Para el cierre de su faena intentó manoletinas, pero en la primera el novillo se lo llevó en el viaje, el torero ya no quiso saber nada, por lo que ejecutó la suerte suprema, colocando un pinchazo y después una estocada caída.
Alberto Mercado se arrodilló pegado a tablas, cerca de la puerta de cuadrillas, la intención era dar una larga, pero el capote no se abrió a tiempo y el novillo estuvo a nada de llevárselo por delante. Luego se incorporó para tratar de meter en el capote a "Viejo Güero", que estaba algo distraído. Los primeros muletazos de tanteo fueron para sacar al astado hacia los tercios. El novillo se quedaba corto y no desaprovechó la oportunidad para prender al novillero, afortunadamente el ejemplar de Castorena hizo el viaje hacia la muleta. Una faena esforzada, sin llegar a cobrar fuerza con el público.

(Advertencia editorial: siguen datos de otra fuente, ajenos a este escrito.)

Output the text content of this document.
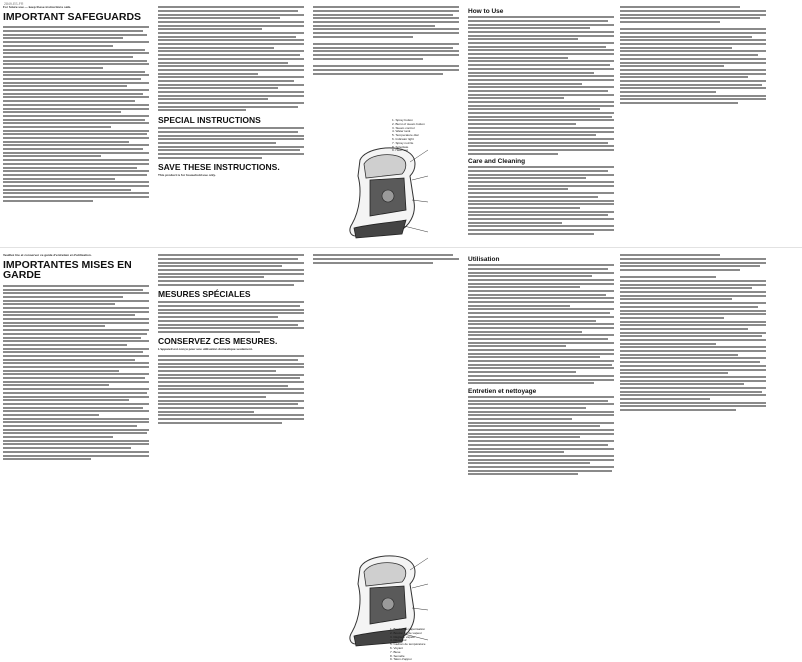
2849-ES-FR
For future use — keep these instructions safe.
IMPORTANT SAFEGUARDS
SPECIAL INSTRUCTIONS
SAVE THESE INSTRUCTIONS.
This product is for household use only.
1. Spray button
2. Burst of steam button
3. Steam control
4. Water tank
5. Temperature dial
6. Indicator light
7. Spray nozzle
8. Soleplate
9. Heel rest
How to Use
Care and Cleaning
Veuillez lire et conserver ce guide d'entretien et d'utilisation.
IMPORTANTES MISES EN GARDE
MESURES SPÉCIALES
CONSERVEZ CES MESURES.
L'appareil est conçu pour une utilisation domestique seulement.
1. Bouton de vaporisation
2. Bouton jet de vapeur
3. Réglage vapeur
4. Réservoir
5. Cadran de température
6. Voyant
7. Buse
8. Semelle
9. Talon d'appui
Utilisation
Entretien et nettoyage
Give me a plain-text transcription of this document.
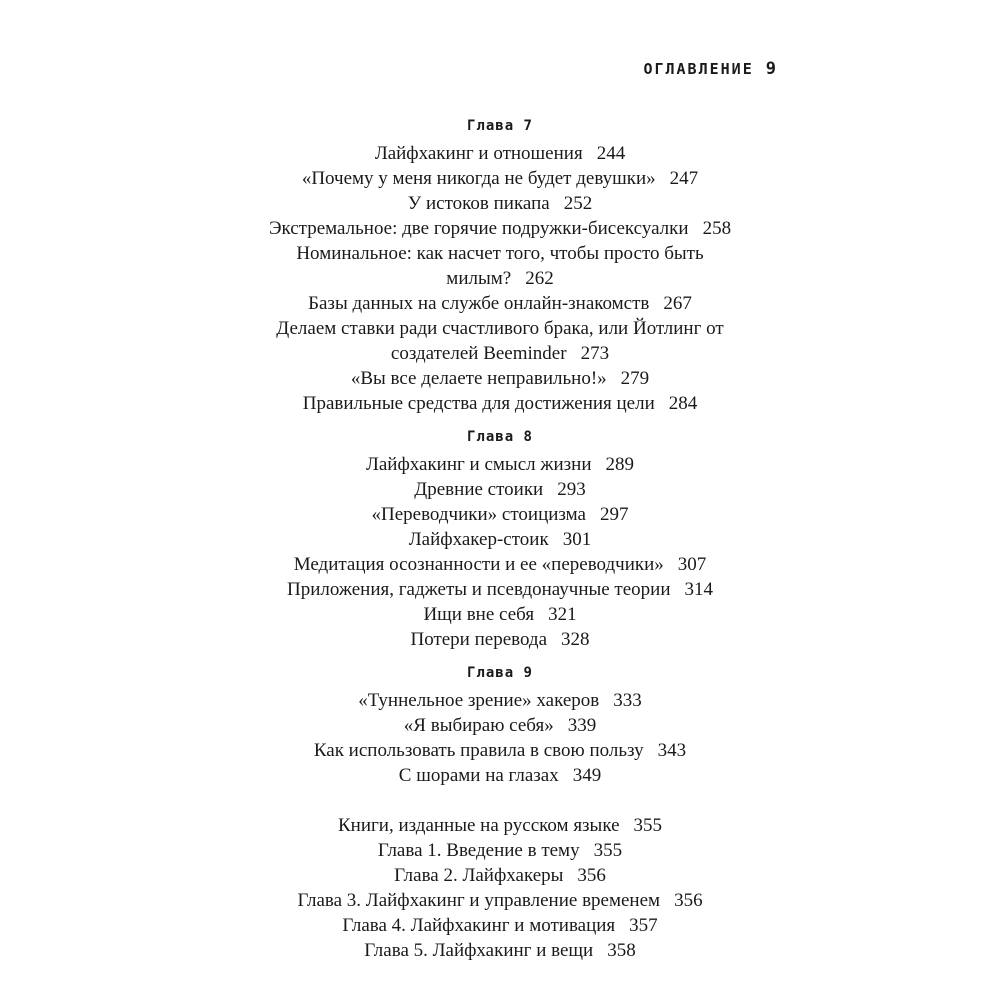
ОГЛАВЛЕНИЕ 9
Глава 7
Лайфхакинг и отношения 244
«Почему у меня никогда не будет девушки» 247
У истоков пикапа 252
Экстремальное: две горячие подружки-бисексуалки 258
Номинальное: как насчет того, чтобы просто быть
милым? 262
Базы данных на службе онлайн-знакомств 267
Делаем ставки ради счастливого брака, или Йотлинг от
создателей Beeminder 273
«Вы все делаете неправильно!» 279
Правильные средства для достижения цели 284
Глава 8
Лайфхакинг и смысл жизни 289
Древние стоики 293
«Переводчики» стоицизма 297
Лайфхакер-стоик 301
Медитация осознанности и ее «переводчики» 307
Приложения, гаджеты и псевдонаучные теории 314
Ищи вне себя 321
Потери перевода 328
Глава 9
«Туннельное зрение» хакеров 333
«Я выбираю себя» 339
Как использовать правила в свою пользу 343
С шорами на глазах 349
Книги, изданные на русском языке 355
Глава 1. Введение в тему 355
Глава 2. Лайфхакеры 356
Глава 3. Лайфхакинг и управление временем 356
Глава 4. Лайфхакинг и мотивация 357
Глава 5. Лайфхакинг и вещи 358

Juan del Castillo ejecutó el toreo a la verónica ante otro dije de Castorena; destacó la brega por parte de Cristhian Sánchez para la colocación con el varilarguero. Cuando se disponía a comenzar su faena, el novillo remató con fuerza en el burladero de aguante y cayó, ese golpe pudo haber mermado el juego que dio.
Durante la primera tanda el novillo arrolló al joven esteta, dejándolo fuera de combate por un instante. Volvió a la cara del toro a probar suerte con naturales, bajándole la mano y sometiendo la embestida, la música llegó una vez más de manera inoportuna. Ya no lo vio claro por el derecho, así que optó por el toreo al natural, sin andar confiado, pasando miedo.
Esta novillada servirá como reflexión para los propios toreros en relación con su futuro en la fiesta. Algunos de ellos tendrán mucho por meditar y hacer una introspección a conciencia.